İç huzuruna kavuşmak için, içindekileri anlatacak birini aradığında Billûr Annesine anlatmaya alışmıştı. Semra Üniversiteye giriş sınavından önce Billûr Annenin odasına girdi en son torunlarına bayram hediyesi dağıtırken çektirdiği fotoğrafın karşısına geçti ve duygulu bakışlarını çevirdiğinde beyazlar içinde narin vücudu, nazik elleri ve bembeyaz tülbendinin altında nurlu çehrenin merkezinde simsiyah bir çift gözden saçılan mutluluk pırıltılarıyla insana ilham veren bir hanımefendi duruyordu. Seksen yaşını geçtikten sonra bile yüzündeki gamzesi yıllara meydan okuyor; canlılığını kaybetmemiş, tereddütsüz ben hâlâ güzelim dedirtiyordu. Semra bu defa yutkundu ve biraz da cesaretini toplayarak biraz uzun konuşmama müsaade eder misin Billûr Anne? Beni dinlemeyi severdin biliyorum.
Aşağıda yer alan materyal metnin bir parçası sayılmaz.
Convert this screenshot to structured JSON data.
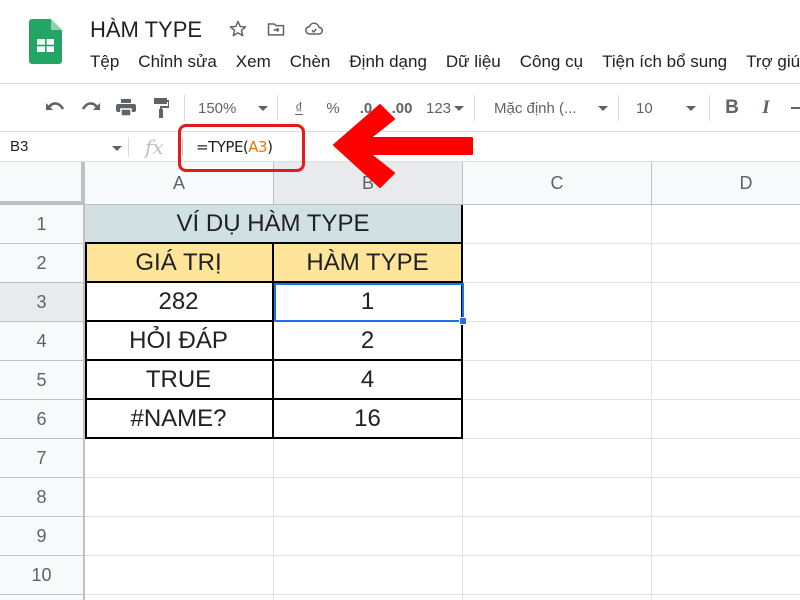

Diyeceğim şu:
– Altın kalpli büyük kadın Billûr Annem… Üniversiteli olmaya hazırlandığım şu günlerde ne kadar lâzımsın bana biliyor musun? Terazinin bir kefesine senin bildiklerin, diğer kefesine de bütün ders kitaplarım, ansiklopedilerim, sınav dergilerim konsa; vallahi Billûr Annem senin bilgin ağır basardı. Torunun olmak kadar öğrencin olmak da güzeldi… Biraz geç fark ettim ama olsun… Artık senin izinde, senden daha ileri yürümek için çalışmalıyım. Belki de duyarsın diye ara sıra konuşurum seninle, olmaz mı? Sağ ol Billûr Annem! Yaşasaydın benim için neler yapmazdın ki? Senin her sözün bana dua gibi huzur verirdi. Yarın sınava gireceğim ve senin torunun olmaya lâyık biri olduğumu kanıtlayacağım… Bunu gönülden istiyorum. Şimdilik bu kadar yeter… Başını şişirmedim değil mi? Ruhun şad olsun Billûr Annem. Allah rahatlık versin…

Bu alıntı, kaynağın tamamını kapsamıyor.